If the JDBC client only recognizes the older connect-string format of either…
jdbc:oracle:thin@//IP-hostname-or-address:port:SID
jdbc:oracle:thin@//IP-hostname-or-address:port/service
…or if it not possible to change the embedded connect-string, then the client cannot follow the primary database after a DataGuard failover or switchover without a DNS change.
Ironically, Oracle RAC has a “virtual IP” which is also known as the SCAN (a.k.a. single cluster access name).
For Oracle database deployments in Azure cloud, Microsoft recommends employing an Azure load balancer as a “virtual IP”. The load balancer is enabled by means of a simple script running on the VM on which a database resides, which manages a designated network port (i.e. port 63000, etc) based on the value of the column DATABASE_ROLE in V$DATABASE. If DATABASE_ROLE has the value of “PRIMARY”, then the designated network port is held open, and the Azure load balancer monitoring that network port directs TCP traffic to that VM. If DATABASE_ROLE has any other value, or if the database instance is down, then the network port is closed, causing the Azure load balancer to not direct traffic there. This simple mechanism permits access by any and all programs to the DataGuard primary, where ever it is located.

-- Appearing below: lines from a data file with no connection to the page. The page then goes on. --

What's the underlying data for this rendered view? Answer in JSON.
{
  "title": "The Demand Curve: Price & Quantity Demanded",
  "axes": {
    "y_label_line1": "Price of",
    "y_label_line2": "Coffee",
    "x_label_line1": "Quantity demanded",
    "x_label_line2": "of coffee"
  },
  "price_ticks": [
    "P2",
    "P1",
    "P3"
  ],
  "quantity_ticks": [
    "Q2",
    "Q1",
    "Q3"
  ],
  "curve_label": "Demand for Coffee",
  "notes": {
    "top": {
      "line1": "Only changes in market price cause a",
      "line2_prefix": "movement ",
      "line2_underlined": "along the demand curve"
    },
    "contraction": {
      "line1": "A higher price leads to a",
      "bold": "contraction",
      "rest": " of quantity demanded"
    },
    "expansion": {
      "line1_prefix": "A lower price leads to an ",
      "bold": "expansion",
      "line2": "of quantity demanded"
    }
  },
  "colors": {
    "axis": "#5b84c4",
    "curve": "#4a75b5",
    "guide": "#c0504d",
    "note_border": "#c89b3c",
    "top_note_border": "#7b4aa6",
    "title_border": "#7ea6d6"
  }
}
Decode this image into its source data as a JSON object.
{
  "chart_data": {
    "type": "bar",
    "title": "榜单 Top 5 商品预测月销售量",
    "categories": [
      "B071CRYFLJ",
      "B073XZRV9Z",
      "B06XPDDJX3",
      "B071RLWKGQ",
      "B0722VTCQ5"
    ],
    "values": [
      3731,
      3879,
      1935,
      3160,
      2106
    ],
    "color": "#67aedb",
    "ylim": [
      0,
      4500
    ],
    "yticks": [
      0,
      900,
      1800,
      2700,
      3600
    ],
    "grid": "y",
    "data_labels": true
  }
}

The lack of “virtual IP” with DataGuard is a gaping functionality gap, but is easily resolved once identified. The “oraupdown.sh” script (referred to above) can be downloaded from GitHub at “https://github.com/tigormanmsft/oraupdown/tree/main”.
Hi Tim,
I’m not 100% sure about the exact versions, but //host:port/service has been supported since Oracle 8 or 8i (26+ years ago), and the full descriptor (DESCRIPTION=…) since 9i.
That’s true also for the JDBC drivers, with or without using TNS name resolution. So the technology gap is not in Data Guard, but in the applications that have not evolved over the last 25 years.
Over the last few years I encounter a few such applications. I would never recommend to do a lift&shift to the cloud without modernizing the app and updating versions and drivers.
We have solutions also for the desperate cases, Oracle Connection Manager and Global Data Services. But that should be the last resort.
Changing the DNS or having a clueless load balancer in front of Data Guard… good luck with that!